Многое взяла она в наследство от своей матери: и светло-русые густые, рассыпающиеся по тонким плечам волосы, и светло-серые, слегка раскосые глаза, сверкающие из-под ресниц задорным бесовским огоньком, сводящие ребят с ума, и высокие остроконечные груди с выдающимися под тонкой материей сосками, и стройный стан, мягко переходящий от тонкой талии и округлых бедер в красивые тонкие ноги, которые скрыты были до поры до времени от жадных ребячьих глаз голубым шелком сарафана. Алые, слегка приоткрытые в полуулыбке пухленькие губы манили к себе парней, некоторым из которых в пылу вечерних любовных утех удавалось припасть к ним своими устами, ощутить горячее девичье дыхание и опьянеть от поцелуя. Многие заглядывались на Настю в ту пору. Многие теряли сон и покой из-за нее. Многие желали прижать ее трепетное тело к своей груди, и многим она приходила ночью в сладких снах. Но никому не хотела она отдавать своего сердца, ни на ком не остановила любящего взгляда, никому не торопилась доверить свою юную девичью душу.
Но не только женщина для любви зрела в этой душе. Многое подарил ей и отец-священник. Во многие тайны природы посвятил он ее. И суждено было случиться тому, что ученик превзошел своего учителя.
Способности и дар священника, трансформируясь в Насте, приобрели необыкновенную таинственную силу, выводящую их на более высокий уровень совершенства, неподвластный даже здравому смыслу. Это поначалу пугало священника, но, убедив себя в том, что на все воля Божья, он успокоился.
Маленькая Настя, веревочкой следовавшая всюду за своим отцом, часто наблюдала за его работой. Она видела, как тяжелые страдания прекращались – стоило лишь отцу замереть над больным с поднятой рукой, а затем трижды перекрестить его. Лишь она могла видеть это легкое бело-желтое свечение, исходящее из ладоней отца. Острота глаза, улавливающего невидимый для всех спектр лучей, позволял Насте в потоке свечения заглянуть внутрь человеческого тела, различить контуры его, отчетливо увидеть скелет, что поначалу пугало ее, но вскоре она к этому привыкла и нашла новое развлечение – смотреть через тело больного на стену и далее на улицу. Но она была еще мала и не задумывалась всерьез об этом, и это ей быстро наскучило. Насте больше нравилось собирать целебные травки в лесу вместе со своим отцом, слушать интересные рассказы о том, как лунной ночью они набирают волшебные силы, чтобы затем победить злые болезни. Как губка воду впитывала она всё то, что старательно передавал ей отец, открывая ей все свои секреты и тайны. И лишь одну тайну старательно берег он от дочери, не желая ранить ее хрупкое сердце – то, что произошло тогда, восемнадцать лет назад, когда Настя появилась на свет.
Глава шестая
Пробуждение мое было мгновенным, когда я, словно от какого-то сильного толчка, открыл глаза и сел на кровати, опустив ноги на дощатый пол, с трудом соображая, где нахожусь.

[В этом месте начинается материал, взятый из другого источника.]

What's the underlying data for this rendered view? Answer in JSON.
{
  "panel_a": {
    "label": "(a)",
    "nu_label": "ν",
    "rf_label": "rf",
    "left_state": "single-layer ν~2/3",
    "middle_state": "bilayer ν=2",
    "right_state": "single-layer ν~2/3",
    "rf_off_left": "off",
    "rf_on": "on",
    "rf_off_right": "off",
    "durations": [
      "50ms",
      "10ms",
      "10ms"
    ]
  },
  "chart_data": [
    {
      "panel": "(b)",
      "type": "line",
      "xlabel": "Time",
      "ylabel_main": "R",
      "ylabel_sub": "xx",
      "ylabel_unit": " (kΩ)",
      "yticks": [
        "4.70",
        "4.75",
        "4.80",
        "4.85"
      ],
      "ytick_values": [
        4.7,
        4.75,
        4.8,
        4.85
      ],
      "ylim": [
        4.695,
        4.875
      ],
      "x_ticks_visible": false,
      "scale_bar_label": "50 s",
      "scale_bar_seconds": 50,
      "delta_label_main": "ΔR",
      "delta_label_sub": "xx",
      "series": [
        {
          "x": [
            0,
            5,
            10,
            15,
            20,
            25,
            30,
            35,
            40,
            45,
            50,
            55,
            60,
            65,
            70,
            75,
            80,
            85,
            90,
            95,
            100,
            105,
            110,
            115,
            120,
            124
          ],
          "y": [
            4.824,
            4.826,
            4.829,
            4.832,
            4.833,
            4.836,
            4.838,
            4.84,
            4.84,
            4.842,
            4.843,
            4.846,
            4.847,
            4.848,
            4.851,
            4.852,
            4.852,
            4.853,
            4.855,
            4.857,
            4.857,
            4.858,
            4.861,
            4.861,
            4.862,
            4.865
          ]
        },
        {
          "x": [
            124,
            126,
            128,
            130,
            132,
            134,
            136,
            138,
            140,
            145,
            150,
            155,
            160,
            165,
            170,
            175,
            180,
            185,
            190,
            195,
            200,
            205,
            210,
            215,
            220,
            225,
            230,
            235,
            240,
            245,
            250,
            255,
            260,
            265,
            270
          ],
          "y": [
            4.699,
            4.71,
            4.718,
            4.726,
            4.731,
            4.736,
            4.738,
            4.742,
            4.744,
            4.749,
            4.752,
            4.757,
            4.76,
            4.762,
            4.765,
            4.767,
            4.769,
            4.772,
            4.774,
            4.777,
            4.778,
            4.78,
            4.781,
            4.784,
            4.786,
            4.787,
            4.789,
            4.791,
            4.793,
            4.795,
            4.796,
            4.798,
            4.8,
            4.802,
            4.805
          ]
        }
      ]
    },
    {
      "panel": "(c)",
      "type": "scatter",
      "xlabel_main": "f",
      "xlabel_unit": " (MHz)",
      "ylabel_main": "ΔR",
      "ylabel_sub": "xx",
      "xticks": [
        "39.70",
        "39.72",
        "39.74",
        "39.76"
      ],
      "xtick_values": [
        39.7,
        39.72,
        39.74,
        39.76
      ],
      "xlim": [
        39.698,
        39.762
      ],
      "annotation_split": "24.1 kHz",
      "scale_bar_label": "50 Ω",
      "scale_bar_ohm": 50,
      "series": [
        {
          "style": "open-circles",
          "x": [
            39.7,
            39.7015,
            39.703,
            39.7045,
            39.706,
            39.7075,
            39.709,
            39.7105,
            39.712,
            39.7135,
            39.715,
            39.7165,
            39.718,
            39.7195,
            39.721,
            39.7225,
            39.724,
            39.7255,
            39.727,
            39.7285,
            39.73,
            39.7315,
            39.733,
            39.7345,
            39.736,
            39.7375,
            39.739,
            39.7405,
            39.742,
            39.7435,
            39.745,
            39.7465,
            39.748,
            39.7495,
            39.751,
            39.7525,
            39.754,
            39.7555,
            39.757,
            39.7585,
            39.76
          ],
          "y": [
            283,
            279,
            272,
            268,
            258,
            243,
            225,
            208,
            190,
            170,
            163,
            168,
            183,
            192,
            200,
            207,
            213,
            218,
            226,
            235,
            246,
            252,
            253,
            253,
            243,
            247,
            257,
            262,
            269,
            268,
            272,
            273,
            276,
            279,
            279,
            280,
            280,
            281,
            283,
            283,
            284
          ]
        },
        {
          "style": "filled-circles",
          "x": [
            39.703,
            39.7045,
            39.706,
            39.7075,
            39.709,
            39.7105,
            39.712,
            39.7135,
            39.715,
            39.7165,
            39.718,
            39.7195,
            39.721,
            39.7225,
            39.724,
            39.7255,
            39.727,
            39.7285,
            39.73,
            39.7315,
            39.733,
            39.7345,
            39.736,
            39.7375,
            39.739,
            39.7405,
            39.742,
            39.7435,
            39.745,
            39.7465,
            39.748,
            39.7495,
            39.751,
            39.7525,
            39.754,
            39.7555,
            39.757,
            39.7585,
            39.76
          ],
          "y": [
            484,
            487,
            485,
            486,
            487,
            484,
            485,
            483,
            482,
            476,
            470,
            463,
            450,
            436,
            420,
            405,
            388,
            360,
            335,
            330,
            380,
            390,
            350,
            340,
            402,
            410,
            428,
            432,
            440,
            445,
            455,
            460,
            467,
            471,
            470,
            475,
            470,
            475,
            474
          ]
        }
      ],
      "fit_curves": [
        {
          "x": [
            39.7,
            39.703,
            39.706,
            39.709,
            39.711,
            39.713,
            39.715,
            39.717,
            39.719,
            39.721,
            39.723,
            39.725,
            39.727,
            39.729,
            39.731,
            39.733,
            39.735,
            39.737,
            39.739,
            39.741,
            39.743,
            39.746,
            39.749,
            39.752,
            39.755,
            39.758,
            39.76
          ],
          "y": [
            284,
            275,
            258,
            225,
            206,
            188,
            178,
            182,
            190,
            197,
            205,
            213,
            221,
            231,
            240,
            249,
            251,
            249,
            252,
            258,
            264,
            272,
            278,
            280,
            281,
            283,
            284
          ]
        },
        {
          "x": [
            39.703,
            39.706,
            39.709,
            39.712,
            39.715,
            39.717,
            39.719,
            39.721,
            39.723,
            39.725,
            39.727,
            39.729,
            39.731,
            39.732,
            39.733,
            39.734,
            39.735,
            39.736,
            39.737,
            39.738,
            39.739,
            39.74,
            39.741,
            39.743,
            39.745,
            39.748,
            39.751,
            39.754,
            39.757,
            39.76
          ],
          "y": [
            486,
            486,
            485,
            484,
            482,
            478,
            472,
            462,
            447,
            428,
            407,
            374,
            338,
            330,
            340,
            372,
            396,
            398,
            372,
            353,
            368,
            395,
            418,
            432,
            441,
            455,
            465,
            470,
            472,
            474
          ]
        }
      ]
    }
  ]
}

Голова моя была тяжелой, в висках пульсировала боль, а тело ныло как после напряженной физической работы, но память постепенно стала возвращать меня в события вчерашнего дня.
– Так я теперь владелец усадьбы – сбылась мечта идиота, – размышлял я, изо всех сил сдавливая голову из-за нестерпимой боли. – Но пора и честь знать, нужно в обратный путь, отгул закончился, а работа ждет.

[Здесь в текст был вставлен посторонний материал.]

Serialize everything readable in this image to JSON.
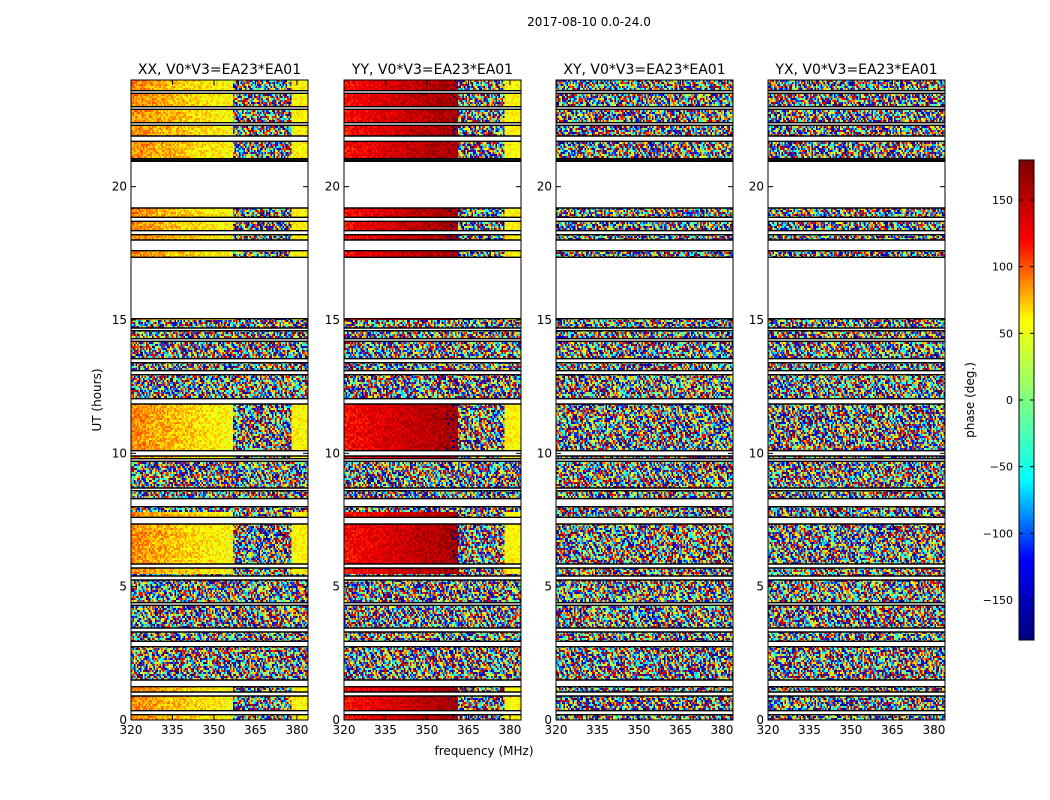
{
  "figure": {
    "suptitle": "2017-08-10 0.0-24.0",
    "ylabel": "UT (hours)",
    "xlabel": "frequency (MHz)"
  },
  "colorbar": {
    "label": "phase (deg.)",
    "range": [
      -180,
      180
    ],
    "ticks": [
      150,
      100,
      50,
      0,
      -50,
      -100,
      -150
    ],
    "tick_labels": [
      "150",
      "100",
      "50",
      "0",
      "−50",
      "−100",
      "−150"
    ],
    "colormap": [
      "#00007f",
      "#0000ff",
      "#00ffff",
      "#7fff7f",
      "#ffff00",
      "#ff0000",
      "#7f0000"
    ]
  },
  "chart_data": {
    "type": "heatmap",
    "xlim": [
      320,
      384
    ],
    "ylim": [
      0,
      24
    ],
    "x_ticks": [
      320,
      335,
      350,
      365,
      380
    ],
    "y_ticks": [
      0,
      5,
      10,
      15,
      20
    ],
    "panels": [
      {
        "title": "XX, V0*V3=EA23*EA01",
        "x_tick_labels": [
          "320",
          "335",
          "350",
          "365",
          "380"
        ],
        "y_tick_labels": [
          "0",
          "5",
          "10",
          "15",
          "20"
        ],
        "base_phase_low_freq": 90,
        "base_phase_high_freq": 55,
        "coherent_below_mhz": 357
      },
      {
        "title": "YY, V0*V3=EA23*EA01",
        "x_tick_labels": [
          "320",
          "335",
          "350",
          "365",
          "380"
        ],
        "y_tick_labels": [
          "0",
          "5",
          "10",
          "15",
          "20"
        ],
        "base_phase_low_freq": 120,
        "base_phase_high_freq": 165,
        "coherent_below_mhz": 361
      },
      {
        "title": "XY, V0*V3=EA23*EA01",
        "x_tick_labels": [
          "320",
          "335",
          "350",
          "365",
          "380"
        ],
        "y_tick_labels": [
          "0",
          "5",
          "10",
          "15",
          "20"
        ],
        "base_phase_low_freq": null,
        "base_phase_high_freq": null,
        "coherent_below_mhz": null
      },
      {
        "title": "YX, V0*V3=EA23*EA01",
        "x_tick_labels": [
          "320",
          "335",
          "350",
          "365",
          "380"
        ],
        "y_tick_labels": [
          "0",
          "5",
          "10",
          "15",
          "20"
        ],
        "base_phase_low_freq": null,
        "base_phase_high_freq": null,
        "coherent_below_mhz": null
      }
    ],
    "flagged_ut_hours": [
      [
        0.2,
        0.35
      ],
      [
        0.9,
        1.05
      ],
      [
        1.25,
        1.5
      ],
      [
        2.75,
        2.95
      ],
      [
        3.3,
        3.45
      ],
      [
        4.3,
        4.4
      ],
      [
        5.25,
        5.4
      ],
      [
        5.7,
        5.85
      ],
      [
        7.35,
        7.6
      ],
      [
        8.0,
        8.3
      ],
      [
        8.6,
        8.7
      ],
      [
        9.7,
        9.8
      ],
      [
        9.9,
        10.1
      ],
      [
        11.85,
        12.05
      ],
      [
        12.95,
        13.1
      ],
      [
        13.4,
        13.55
      ],
      [
        14.2,
        14.3
      ],
      [
        14.6,
        14.7
      ],
      [
        15.05,
        17.35
      ],
      [
        17.6,
        18.0
      ],
      [
        18.2,
        18.35
      ],
      [
        18.7,
        18.85
      ],
      [
        19.2,
        20.95
      ],
      [
        21.0,
        21.05
      ],
      [
        21.7,
        21.9
      ],
      [
        22.3,
        22.4
      ],
      [
        22.9,
        23.0
      ],
      [
        23.5,
        23.6
      ]
    ]
  }
}
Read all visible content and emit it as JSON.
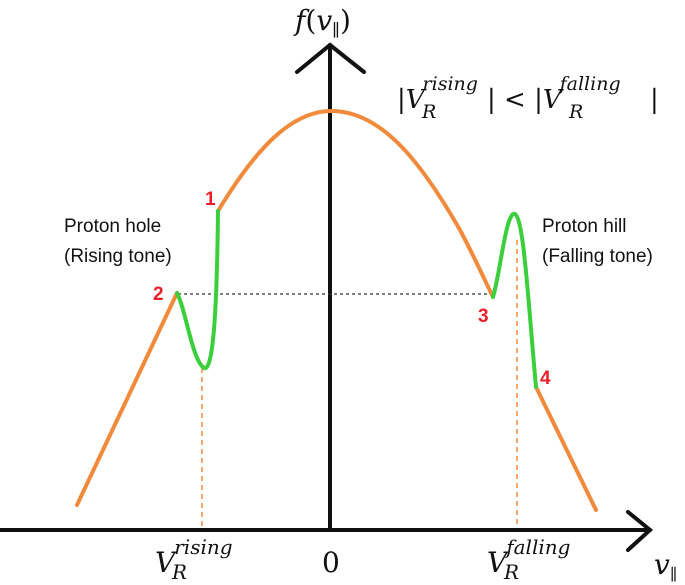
{
  "y_axis_label": {
    "func": "f",
    "paren_open": "(",
    "var": "v",
    "sub": "∥",
    "paren_close": ")"
  },
  "x_axis_label": {
    "var": "v",
    "sub": "∥"
  },
  "origin_label": "0",
  "relation": {
    "left_bar": "|",
    "left_var": "V",
    "left_sub": "R",
    "left_sup": "rising",
    "op": "| < |",
    "right_var": "V",
    "right_sub": "R",
    "right_sup": "falling",
    "right_bar": "|"
  },
  "rising_tick": {
    "var": "V",
    "sub": "R",
    "sup": "rising"
  },
  "falling_tick": {
    "var": "V",
    "sub": "R",
    "sup": "falling"
  },
  "proton_hole": {
    "line1": "Proton hole",
    "line2": "(Rising tone)"
  },
  "proton_hill": {
    "line1": "Proton hill",
    "line2": "(Falling tone)"
  },
  "markers": [
    "1",
    "2",
    "3",
    "4"
  ],
  "colors": {
    "background_curve": "#f28a3c",
    "perturbation": "#3ccf3c",
    "marker": "#e8202a",
    "axis": "#111111",
    "dashed_vertical": "#f28a3c",
    "dashed_horizontal": "#333333"
  }
}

Я взглянул на часы – они показывали без четверти два.
– Не может быть! Ну да, конечно стоят, – отметил я, приложив часы к уху.
Заперев дом на висячий замок, я открыл гараж, куда на ночь загнал свой «Запорожец», сел за руль и повернул ключ в замке зажигания. Движок сделал несколько глухих вялых оборотов, явно недостаточных для того, чтобы завестись, несколько раз чихнул и умолк.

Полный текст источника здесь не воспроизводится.